A imagem do Executivo estadual pode complicar ainda mais se a CPI do Senado, que investiga supostas omissões do governo federal no combate à pandemia do coronavírus, acatar o pedido do deputado David Maia para investigar a operação de compra de respiradores que nunca chegaram em Alagoas. O parlamentar quer depor. O “calote dos respiradores”, segundo Maia, representa prejuízo superior a R$ 5 milhões. O parlamentar encaminhou aos órgãos de fiscalização e controle federais e estaduais mais de mil documentos que, segundo ele, comprovam aplicação indevida de recursos da saúde com folhas paralelas, fantasma, pagamentos de plantões fantasmas, salários de vereadores, secretários municipais e até de articuladores políticos que supostamente trabalham em unidades hospitalares. A comissão do Legislativo não avançou nas investigações das compras de respiradores e outros insumos, feitas pelo Consórcio Nordeste. “Alagoas foi roubada. A gente quer que a CPI do Senado esclareça o prejuízo superior a R$ 5 milhões na compra de respiradores que nunca chegaram”, diz. Alagoas recebeu mais de R$ 200 milhões do governo federal para combater a Covid 19. O montante exato o secretário de Saúde Alexandre Ayres ainda não divulgou. O prejuízo causado na compra de insumos e respiradores, na verdade, atingiu a maioria dos nove estados do Nordeste. A transação foi feita com duas empresas. E numa das operações, o estado recebeu parte do dinheiro que pagou e ainda tem a receber R$ 600 mil. Na outra, continua Davi Maia, o estado não recebeu nada. Os respiradores desapareceram. O governo de Alagoas, via Procuradoria Geral do Estado (PGE), entrou com uma denúncia crime na Justiça comum do estado contra a operação de compra de respiradores. O juiz Alberto Jorge já se pronunciou e alegou que aquele não era o fórum adequado. A PGE recorreu ao Tribunal de Justiça. Já os números reais dos gastos com o combate à pandemia da Covid-19, em Alagoas, estão sendo apurados pelo Tribunal de Contas do Estado (TCE-AL). O trabalho ocorre por determinação do Senado, que quer saber detalhes da aplicação nos 102 municípios.
NO LIXO
O deputado Davi Maia também lembrou o desperdício de dinheiro público em outras obras milionárias. O caso do Marco Referencial de Maceió, por exemplo, que envolve R$ 12 milhões e a obra deveria ter ficado pronta em 2017. O projeto foi refeito em 2020 e o governo de Alagoas prometeu entregá-lo em janeiro. Permanece parada. “Agora o governo quer devolver os recursos ao governo federal, sem executar a obra. O Marco Referencial mostra bem o que é o governo de Alagoas”. Destacou outra situação semelhante: a construção do Polo Tecnológico do Estado, que demorou oito anos para ser construído. O Canal do Sertão, que teve o trecho quatro concluído depois de sete anos e não tem data definida para iniciar o trecho cinco e nem de conclusão dos 250 quilômetros de canal, que chegou ao quilômetro 110 em quase 30 anos.
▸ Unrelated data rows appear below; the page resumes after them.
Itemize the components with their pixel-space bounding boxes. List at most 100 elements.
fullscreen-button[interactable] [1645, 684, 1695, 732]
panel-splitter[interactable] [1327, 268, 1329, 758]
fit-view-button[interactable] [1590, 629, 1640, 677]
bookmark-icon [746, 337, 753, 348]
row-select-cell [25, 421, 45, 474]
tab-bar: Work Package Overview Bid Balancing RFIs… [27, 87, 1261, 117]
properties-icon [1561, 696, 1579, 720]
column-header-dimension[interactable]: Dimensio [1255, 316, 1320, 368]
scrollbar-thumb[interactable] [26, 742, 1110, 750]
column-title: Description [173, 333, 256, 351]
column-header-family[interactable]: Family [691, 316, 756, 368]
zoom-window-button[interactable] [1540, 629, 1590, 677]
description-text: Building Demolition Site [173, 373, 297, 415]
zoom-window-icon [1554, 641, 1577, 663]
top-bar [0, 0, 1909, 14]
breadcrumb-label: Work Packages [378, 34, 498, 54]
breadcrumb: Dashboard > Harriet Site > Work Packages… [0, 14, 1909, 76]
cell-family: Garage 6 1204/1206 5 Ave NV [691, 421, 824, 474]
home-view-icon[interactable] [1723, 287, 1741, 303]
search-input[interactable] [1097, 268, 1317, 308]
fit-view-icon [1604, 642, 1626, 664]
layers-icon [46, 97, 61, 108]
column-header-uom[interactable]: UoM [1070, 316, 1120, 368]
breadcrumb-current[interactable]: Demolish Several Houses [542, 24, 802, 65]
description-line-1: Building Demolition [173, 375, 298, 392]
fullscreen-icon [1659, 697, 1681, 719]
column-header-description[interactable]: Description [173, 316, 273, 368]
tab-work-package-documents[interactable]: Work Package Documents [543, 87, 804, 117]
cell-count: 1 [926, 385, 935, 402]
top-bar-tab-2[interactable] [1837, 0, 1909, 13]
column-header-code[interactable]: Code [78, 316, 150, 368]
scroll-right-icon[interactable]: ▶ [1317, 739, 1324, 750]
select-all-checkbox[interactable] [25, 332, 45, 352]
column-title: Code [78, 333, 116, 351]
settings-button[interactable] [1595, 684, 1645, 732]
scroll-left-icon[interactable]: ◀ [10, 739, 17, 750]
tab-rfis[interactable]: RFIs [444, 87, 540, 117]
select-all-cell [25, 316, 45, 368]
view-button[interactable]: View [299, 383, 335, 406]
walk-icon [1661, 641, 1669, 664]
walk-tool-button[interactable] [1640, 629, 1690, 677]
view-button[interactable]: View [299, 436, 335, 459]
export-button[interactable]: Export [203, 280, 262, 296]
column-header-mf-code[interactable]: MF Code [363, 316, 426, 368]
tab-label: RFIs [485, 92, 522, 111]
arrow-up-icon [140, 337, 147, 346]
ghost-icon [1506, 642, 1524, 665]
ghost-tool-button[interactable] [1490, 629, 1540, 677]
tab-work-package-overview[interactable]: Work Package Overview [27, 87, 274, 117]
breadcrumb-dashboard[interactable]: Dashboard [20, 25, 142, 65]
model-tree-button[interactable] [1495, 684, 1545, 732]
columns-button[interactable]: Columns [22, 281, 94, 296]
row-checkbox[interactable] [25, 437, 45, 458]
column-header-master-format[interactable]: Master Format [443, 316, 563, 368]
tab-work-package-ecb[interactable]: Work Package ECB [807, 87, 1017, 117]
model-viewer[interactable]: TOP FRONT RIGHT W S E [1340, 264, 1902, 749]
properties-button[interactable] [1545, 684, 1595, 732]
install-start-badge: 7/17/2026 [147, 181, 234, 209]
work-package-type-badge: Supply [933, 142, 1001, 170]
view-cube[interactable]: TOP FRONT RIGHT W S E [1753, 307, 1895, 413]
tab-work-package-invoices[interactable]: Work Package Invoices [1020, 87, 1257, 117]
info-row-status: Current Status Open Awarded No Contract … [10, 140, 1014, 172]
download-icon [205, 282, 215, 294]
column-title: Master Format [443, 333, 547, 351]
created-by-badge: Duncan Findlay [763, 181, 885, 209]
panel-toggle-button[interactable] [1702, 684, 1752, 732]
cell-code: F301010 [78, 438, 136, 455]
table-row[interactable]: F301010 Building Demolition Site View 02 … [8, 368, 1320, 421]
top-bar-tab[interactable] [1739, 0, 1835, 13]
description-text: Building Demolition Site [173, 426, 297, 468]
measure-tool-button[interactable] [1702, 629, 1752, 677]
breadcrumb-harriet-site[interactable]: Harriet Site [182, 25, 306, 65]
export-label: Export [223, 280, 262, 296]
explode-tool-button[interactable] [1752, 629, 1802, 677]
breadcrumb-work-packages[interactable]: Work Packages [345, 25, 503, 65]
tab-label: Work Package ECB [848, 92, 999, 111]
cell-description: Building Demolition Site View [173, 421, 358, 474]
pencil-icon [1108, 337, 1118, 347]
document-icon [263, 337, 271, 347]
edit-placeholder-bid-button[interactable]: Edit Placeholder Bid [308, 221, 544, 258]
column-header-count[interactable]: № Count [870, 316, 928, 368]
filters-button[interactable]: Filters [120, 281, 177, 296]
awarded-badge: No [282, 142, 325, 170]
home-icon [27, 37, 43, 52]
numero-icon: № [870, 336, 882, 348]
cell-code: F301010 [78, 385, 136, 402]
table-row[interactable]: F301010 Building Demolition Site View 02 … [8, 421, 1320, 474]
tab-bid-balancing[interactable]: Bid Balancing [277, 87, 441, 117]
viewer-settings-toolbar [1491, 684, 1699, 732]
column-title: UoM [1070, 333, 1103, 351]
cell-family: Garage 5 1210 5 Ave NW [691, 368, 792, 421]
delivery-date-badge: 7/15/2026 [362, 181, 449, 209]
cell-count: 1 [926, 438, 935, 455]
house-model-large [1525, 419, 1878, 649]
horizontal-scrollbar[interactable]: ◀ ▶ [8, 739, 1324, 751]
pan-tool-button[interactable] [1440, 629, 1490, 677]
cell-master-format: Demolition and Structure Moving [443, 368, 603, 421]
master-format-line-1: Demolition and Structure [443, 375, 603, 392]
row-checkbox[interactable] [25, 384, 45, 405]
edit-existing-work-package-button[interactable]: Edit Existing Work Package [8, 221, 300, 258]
Na Segurança Pública, citou as delegacias do Complexo Integrado de Segurança Pública (CISP), caras e construídas com paredes e material que se deteriora rapidamente. A maioria dos 27 deputados, inclusive os governistas, não escondem a decepção e frustração com a política agrícola. Quase todos são pecuaristas. Destacam que o sucateamento começa na Secretaria de Estado da Agricultura. A pasta, segundo os parlamentares, já teve quatro secretários e eles têm pouco a comemorar.